Be smart about your heart: Control the ABCs of diabetes
By: Mary Kay Marciniak, Pine Journal
If you’re one of the more than 26 million Americans with diabetes, you are at higher risk for heart attack and stroke. Heart disease is more likely to strike you – and at an earlier age – than it is to strike your friends and family without diabetes. You have the power to prevent heart attack and stroke by controlling the ABCs of diabetes.
What does ABC stand for?
A is for A1C. The A1C test (also called hemoglobin A1c test) measures your average blood glucose (sugar) over the last three months. Should be tested at least twice a year.
B is for blood pressure. High blood pressure makes your heart work too hard. Have checked at each doctor visit.
C is for cholesterol. Bad cholesterol, or LDL, builds up and clogs your arteries. Have tested at least once a year.
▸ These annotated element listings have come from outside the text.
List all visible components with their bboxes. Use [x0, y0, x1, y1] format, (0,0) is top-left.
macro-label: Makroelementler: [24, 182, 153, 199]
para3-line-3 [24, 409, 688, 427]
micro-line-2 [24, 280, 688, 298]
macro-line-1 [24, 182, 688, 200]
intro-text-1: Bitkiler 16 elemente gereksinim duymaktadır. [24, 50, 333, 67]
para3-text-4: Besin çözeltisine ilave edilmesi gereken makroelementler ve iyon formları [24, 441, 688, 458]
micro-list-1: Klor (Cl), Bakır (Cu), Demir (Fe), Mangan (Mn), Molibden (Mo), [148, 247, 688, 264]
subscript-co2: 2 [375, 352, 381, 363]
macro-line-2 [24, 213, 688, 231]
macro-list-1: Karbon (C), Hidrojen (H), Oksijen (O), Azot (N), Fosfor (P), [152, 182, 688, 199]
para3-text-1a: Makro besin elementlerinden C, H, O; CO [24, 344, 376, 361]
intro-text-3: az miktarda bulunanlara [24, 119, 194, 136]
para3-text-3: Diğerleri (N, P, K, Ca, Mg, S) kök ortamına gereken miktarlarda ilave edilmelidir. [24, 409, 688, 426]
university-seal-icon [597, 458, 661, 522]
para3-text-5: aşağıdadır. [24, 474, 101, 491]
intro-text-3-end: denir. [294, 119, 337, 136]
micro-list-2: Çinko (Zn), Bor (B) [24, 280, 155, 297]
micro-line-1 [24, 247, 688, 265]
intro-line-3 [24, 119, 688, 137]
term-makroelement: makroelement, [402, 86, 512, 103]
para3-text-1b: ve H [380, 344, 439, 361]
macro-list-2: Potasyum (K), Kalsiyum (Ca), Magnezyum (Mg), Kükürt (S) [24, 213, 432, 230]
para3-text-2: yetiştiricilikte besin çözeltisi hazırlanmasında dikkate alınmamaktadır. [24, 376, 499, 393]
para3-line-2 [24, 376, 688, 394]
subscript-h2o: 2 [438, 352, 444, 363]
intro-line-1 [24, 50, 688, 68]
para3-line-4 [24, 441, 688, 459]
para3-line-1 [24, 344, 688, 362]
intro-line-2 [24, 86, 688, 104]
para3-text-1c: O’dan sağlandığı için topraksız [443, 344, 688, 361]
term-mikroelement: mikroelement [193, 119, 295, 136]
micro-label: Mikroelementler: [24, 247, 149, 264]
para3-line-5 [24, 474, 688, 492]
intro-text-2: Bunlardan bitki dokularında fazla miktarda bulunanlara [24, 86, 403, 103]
What should my ABC target numbers be?
For most people with diabetes, the goals are A1C below 7, blood pressure below 130/80, and LDL cholesterol below 100.
What actions can I take to reach my ABC target numbers?
You and your health care provider will put together an action plan of lifestyle changes and medications, if needed, to help you reach and maintain your goals for the ABCs of diabetes. Actions plans include:
+ Get at least 30 minutes of physical activity, such as walking, on most days of the week.
+ Eat less fat and salt; eat more fiber – choose whole grains, fruits, and vegetables.
+ Stay at a healthy weight.
+ Stop smoking – ask your provider for help.
+ Take medicines as prescribed.
+ Ask your doctor about taking aspirin.
+ Ask others to help you manage your diabetes.